Implementing the Regression Model and training and testing it.

In [None]:
# Initialize the logger
LOGGER = logging.getLogger(__name__)

# Custom LazyRegressor with specific models
class CustomLazyRegressor(LazyRegressor):
    def __init__(self, verbose=0, ignore_warnings=True, custom_metric=None):
        super().__init__(verbose=verbose, ignore_warnings=ignore_warnings, custom_metric=custom_metric)
        self.regressors = {
            'Linear Regression': LinearRegression(),
            'Random Forest': RandomForestRegressor(),
            'SVR': SVR()
        }
        self.predictions = {}
        self.mse_scores = {}  # To store the Mean Squared Errors scores

    # Overriding the fit method to iterate over key-value pairs
    def fit(self, X_train, X_test, y_train, y_test): # Align this line with the __init__ method
        for name, model in tqdm(self.regressors.items()):
            start = time.time()
            try:
                model.fit(X_train, y_train)
                self.predictions[name] = model.predict(X_test)
                self.mse_scores[name] = mean_squared_error(y_test, self.predictions[name])
            except Exception as e:
                LOGGER.exception('Fit failed: %s', e)
                self.predictions[name] = None
                self.mse_scores[name] = None
        return self.regressors, self.predictions, self.mse_scores

Printint the results of the model for Linear regression, Random Forest and SVR.

In [None]:
# Initialize and fit the custom lazy regressor
reg = CustomLazyRegressor(verbose=0, ignore_warnings=True, custom_metric=None)
models, predictions, mse_scores = reg.fit(X_train, X_test, y_train, y_test)

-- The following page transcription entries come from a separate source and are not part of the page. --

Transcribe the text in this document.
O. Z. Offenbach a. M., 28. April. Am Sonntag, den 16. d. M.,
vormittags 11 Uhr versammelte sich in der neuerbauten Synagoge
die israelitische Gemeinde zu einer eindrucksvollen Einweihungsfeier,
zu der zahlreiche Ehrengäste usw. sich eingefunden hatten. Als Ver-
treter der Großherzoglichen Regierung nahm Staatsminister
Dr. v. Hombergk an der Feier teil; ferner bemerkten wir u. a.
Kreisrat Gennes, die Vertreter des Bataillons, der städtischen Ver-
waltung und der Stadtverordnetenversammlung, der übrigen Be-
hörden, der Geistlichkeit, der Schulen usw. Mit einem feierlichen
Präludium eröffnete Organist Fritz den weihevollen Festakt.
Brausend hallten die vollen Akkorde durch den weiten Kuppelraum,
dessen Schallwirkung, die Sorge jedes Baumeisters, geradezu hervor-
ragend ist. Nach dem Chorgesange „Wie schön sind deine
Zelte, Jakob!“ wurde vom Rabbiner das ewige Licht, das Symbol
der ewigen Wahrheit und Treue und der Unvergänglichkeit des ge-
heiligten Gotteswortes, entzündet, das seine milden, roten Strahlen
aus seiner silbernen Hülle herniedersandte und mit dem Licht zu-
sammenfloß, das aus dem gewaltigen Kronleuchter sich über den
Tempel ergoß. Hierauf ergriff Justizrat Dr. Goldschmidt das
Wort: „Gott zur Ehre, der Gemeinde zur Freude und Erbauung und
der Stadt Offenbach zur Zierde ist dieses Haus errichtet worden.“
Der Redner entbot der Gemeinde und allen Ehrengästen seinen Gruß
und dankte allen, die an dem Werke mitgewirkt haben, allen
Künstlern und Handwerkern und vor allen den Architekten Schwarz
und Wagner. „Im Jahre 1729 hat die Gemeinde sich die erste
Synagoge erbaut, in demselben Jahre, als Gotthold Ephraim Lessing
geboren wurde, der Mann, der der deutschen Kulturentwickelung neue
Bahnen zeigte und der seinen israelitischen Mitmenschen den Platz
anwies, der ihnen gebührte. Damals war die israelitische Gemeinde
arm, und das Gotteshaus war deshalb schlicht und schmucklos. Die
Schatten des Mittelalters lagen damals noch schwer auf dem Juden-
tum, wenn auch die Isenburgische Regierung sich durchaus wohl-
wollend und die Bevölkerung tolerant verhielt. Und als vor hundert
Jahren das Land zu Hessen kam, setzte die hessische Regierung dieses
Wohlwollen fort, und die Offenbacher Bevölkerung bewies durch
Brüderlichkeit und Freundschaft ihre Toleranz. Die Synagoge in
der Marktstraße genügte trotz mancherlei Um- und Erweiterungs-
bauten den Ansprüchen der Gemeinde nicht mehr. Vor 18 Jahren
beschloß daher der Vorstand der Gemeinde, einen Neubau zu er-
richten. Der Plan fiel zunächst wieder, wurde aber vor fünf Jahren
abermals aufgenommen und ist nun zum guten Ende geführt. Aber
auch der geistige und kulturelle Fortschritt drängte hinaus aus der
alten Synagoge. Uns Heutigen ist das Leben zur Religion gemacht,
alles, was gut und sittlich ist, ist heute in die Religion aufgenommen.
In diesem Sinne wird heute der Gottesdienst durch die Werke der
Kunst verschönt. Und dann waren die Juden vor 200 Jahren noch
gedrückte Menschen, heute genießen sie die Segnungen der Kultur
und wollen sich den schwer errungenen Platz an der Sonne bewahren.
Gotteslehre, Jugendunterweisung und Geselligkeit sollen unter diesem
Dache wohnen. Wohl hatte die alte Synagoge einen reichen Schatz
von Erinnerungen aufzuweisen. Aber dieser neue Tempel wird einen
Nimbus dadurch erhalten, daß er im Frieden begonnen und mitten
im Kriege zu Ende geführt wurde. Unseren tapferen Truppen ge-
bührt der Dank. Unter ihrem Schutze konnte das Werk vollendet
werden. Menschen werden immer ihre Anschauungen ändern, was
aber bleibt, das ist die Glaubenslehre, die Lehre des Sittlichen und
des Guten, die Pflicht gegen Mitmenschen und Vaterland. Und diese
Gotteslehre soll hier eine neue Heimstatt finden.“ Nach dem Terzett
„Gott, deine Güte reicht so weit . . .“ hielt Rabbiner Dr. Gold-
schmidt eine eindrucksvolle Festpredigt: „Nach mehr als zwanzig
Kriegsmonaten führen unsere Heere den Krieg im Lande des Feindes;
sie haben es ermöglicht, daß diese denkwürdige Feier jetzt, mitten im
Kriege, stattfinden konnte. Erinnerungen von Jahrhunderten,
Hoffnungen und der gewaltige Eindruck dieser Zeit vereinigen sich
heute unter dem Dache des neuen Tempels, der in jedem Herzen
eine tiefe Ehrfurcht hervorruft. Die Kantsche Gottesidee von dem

# Print the model performance
for model_name in mse_scores:
    print(f"Model: {model_name}, MSE: {mse_scores[model_name]}")

100%|██████████| 3/3 [00:01<00:00,  2.49it/s]

Model: Linear Regression, MSE: 86.85893551746672
Model: Random Forest, MSE: 30.672025099177393
Model: SVR, MSE: 125.43301363478567





The result here shows that this model have maximum effecacy for the SVR Technique.